Kore.ai Knowledge Graph helps you turn your static FAQ text into an intelligent, personalized conversational experience. It goes beyond the usual practice of capturing FAQs in the form of flat question-answer pairs. Instead, Knowledge Collection enables you to create an ontological structure of key domain terms and associate them with context-specific questions and their alternatives, synonyms, and Machine learning-enabled classes. This Collection, when trained by the platform, generates a Knowledge Graph that enables an intelligent FAQ experience.
Knowledge Ontology
This document is intended to familiarize the reader with the terms used in building Knowledge Collection.
Terms or Nodes
Terms or Nodes are the building blocks of an ontology and they can be used to define the fundamental concepts and categories of a business domain.
As shown in the image below, you can organize the terms on the left-hand panel of the Bot Ontology window in a hierarchical order to represent the flow of information in your organization. You can create, organize, edit, and delete terms from there.
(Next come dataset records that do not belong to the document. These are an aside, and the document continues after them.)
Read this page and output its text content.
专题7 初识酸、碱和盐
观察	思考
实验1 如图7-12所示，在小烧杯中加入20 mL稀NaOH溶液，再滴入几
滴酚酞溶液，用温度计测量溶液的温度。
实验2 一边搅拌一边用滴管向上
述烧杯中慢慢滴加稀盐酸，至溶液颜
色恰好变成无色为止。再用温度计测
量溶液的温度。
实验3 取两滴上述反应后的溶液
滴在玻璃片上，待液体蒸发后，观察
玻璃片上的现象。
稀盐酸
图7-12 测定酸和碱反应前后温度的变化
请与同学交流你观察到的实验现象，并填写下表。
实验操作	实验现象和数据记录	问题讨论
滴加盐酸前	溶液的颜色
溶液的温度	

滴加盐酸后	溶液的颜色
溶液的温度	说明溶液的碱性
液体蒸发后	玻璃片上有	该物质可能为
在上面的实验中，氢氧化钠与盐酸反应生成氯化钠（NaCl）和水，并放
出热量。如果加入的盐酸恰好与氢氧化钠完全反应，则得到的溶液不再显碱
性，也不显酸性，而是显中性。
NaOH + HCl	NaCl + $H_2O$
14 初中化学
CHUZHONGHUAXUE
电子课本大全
For easier representation, we identify some special nodes using the following names:
Root Node
Root node forms the topmost term of your Bot Ontology. A Knowledge Collection consists of only one root node and all other nodes in the ontology become its child nodes. Root node takes the name of the bot by default, but you can change it later.
First-level Nodes
The immediate child nodes of the root node are known as First-level nodes. There can be any number of First-level nodes in a collection. It is recommended to keep First-level nodes to represent high-level terms such as the names of departments or functionality. Examples – Personal Banking, Online Banking, and Corporate Banking.
Leaf Node
Any node to which question-answer sets are added is called a Leaf Node, be it First-level, Parent, or Child.
Parent-Child Relationship
Depending on their position in the ontology, a node plays different roles, for example, it becomes a Parent Node when a subcategory or Child Node is added to it. A parent node is in simple terms a category that may have one or more subcategories under it, called the child nodes. Examples: Loan is the parent node of Home Loan and Personal Loan. Personal Loan can again have two child nodes: Rate and Fees, Help and Support.
Synonyms
Users would use a variety of alternatives for the terms of your ontology. Knowledge Collection allows you to add synonyms for the terms to include all possible alternative forms of the terms. Adding synonyms also reduces the need for training the bot with alternative questions.
For example, the Internet Banking node may have the following synonyms added to it: Online Banking, e-banking, E-banking, Cyberbanking, and Web banking.
When you add a synonym for a term in the Knowledge Collection, you can add them as local or global synonyms. Local synonyms apply to the term only in that particular path, whereas global synonyms apply to the term even if it appears on any other path in the ontology.
Traits
Note: From ver 7.0, Traits replace Classes of ver 6.4 and before.
A trait is a collection of typical end-user utterances that define the nature of a question when they ask for information related to a term. A trait is a common feature that can be applied to multiple terms across your Bot Ontology.
Questions and Answers
These are the actual questions associated with your business domain and their corresponding responses. The question-answer pairs must be added to relevant nodes in your bot ontology. A question may be asked differently by different users and to support this, you may associate multiple alternate forms for each question.